De meilleures garanties pour un coût moindre: effet positif de la réforme de l’ACS (rapport)

PARIS, 4 novembre 2016 (AFP) – De meilleures garanties pour un coût moindre: la réforme de l’aide pour une complémentaire santé (ACS), intervenue le 1er juillet 2015, a permis d’améliorer la protection santé des bénéficiaires, selon un premier bilan publié vendredi par le Fonds CMU.

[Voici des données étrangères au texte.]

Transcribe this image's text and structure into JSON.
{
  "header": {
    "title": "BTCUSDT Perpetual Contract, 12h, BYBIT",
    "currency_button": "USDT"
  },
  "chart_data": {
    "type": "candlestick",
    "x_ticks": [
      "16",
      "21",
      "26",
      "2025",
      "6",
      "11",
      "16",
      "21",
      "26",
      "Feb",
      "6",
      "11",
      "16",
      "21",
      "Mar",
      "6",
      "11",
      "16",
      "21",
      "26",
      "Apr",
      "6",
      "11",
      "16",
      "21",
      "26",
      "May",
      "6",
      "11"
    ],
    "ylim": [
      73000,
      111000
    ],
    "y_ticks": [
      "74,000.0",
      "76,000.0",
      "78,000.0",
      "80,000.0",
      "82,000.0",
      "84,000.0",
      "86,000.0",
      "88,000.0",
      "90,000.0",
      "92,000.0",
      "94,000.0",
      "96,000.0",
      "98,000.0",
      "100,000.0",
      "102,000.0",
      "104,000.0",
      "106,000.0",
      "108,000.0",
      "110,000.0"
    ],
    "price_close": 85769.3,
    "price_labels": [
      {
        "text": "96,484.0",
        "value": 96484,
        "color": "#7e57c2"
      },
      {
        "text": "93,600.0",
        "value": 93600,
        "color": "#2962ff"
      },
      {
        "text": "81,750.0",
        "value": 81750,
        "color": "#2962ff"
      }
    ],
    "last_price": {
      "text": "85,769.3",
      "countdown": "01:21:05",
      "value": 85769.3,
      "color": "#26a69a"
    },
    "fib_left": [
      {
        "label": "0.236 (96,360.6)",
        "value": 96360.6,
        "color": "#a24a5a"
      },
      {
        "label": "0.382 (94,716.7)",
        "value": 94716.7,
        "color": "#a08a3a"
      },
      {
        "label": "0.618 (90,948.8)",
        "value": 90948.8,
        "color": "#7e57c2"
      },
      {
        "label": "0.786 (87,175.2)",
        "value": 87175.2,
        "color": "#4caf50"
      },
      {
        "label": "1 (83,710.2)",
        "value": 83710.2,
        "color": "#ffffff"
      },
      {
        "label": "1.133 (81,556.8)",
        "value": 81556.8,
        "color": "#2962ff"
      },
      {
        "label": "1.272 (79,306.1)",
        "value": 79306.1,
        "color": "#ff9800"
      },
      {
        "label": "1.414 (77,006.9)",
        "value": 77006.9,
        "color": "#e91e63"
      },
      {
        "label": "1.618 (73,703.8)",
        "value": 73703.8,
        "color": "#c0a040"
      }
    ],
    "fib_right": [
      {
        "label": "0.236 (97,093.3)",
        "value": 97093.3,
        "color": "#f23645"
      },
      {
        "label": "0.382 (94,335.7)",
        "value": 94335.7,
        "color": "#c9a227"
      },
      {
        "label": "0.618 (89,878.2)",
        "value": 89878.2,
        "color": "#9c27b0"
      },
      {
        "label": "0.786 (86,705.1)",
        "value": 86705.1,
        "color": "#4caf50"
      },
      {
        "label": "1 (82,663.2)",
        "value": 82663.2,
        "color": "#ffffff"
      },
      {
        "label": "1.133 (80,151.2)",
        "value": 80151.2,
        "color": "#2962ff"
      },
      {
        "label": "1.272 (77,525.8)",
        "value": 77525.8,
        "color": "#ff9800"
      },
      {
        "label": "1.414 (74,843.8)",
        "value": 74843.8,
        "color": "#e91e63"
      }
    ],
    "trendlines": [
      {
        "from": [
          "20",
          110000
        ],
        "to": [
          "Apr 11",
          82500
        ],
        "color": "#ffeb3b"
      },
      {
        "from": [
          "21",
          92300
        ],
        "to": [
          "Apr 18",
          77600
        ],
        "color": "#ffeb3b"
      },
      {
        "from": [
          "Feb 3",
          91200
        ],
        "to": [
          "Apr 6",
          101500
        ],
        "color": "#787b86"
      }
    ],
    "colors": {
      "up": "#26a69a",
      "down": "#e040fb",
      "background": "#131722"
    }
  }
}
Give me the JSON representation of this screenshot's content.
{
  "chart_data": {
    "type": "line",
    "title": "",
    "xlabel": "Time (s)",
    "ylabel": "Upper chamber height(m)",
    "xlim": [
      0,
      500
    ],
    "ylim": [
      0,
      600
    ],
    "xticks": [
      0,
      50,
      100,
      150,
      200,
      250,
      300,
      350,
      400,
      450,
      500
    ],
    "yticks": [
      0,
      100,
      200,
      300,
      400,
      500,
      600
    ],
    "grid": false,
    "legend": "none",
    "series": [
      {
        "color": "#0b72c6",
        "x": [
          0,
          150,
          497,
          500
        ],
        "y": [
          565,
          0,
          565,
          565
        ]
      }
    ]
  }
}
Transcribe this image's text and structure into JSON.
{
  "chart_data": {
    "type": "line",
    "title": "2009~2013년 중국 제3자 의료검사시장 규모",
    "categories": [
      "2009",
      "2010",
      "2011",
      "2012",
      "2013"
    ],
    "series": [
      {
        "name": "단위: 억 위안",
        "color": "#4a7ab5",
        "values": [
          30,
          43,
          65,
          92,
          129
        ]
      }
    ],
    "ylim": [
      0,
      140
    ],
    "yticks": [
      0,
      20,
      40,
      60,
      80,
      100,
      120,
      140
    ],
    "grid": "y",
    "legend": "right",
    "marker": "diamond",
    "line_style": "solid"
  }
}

L’ACS s’adresse aux personnes aux revenus modestes (moins de 970 euros par mois environ pour une personne seule) mais qui n’ont pas accès à la CMU-C (couverture maladie universelle complémentaire). Elle prend la forme d’un « chèque santé » à présenter à sa mutuelle ou son assureur pour réduire le montant de sa cotisation annuelle.

Depuis juillet 2015, les personnes souhaitant souscrire une complémentaire avec l’ACS doivent choisir parmi une liste de 11 offres sélectionnées par le gouvernement en fonction de leur rapport qualité/prix et qui comportent chacune trois niveaux de prise en charge (entrée de gamme, intermédiaire, supérieur).

Au 31 janvier, soit sept mois après la mise en oeuvre de la réforme, « l’effet est positif », selon les auteurs du rapport, qui tirent plusieurs conclusions: le niveau de garanties s’est amélioré, le prix des contrats a baissé en moyenne de 10%, le coût à prévoir pour les ménages pour compléter l’ACS a baissé de 25%, et l’évolution des effectifs de bénéficiaires s’est poursuivie sans « rupture » malgré le changement.

L’âge moyen des 776.000 bénéficiaires de ces nouveaux contrats associés à l’ACS est de 44 ans mais 35% d’entre eux ont plus de 60 ans et 20% moins de 16. Le choix du niveau de contrat dépend de l’âge: l’âge moyen est de 42 ans pour le contrat A (entrée de gamme), 43 ans pour le B (intermédiaire) et 47 ans pour le C (supérieur).

Le prix moyen du contrat est de 824 euros pour 1,57 personne couverte en moyenne: 498 euros sont pris en charge par l’ACS, 326 par le souscripteur, soit une baisse de 25% par rapport à l’ancien dispositif.

L’effort financier des ménages concernés est donc aussi en baisse: il s’établissait fin janvier à 2,8% des revenus contre 3,9% auparavant, et avec des garanties plus importantes.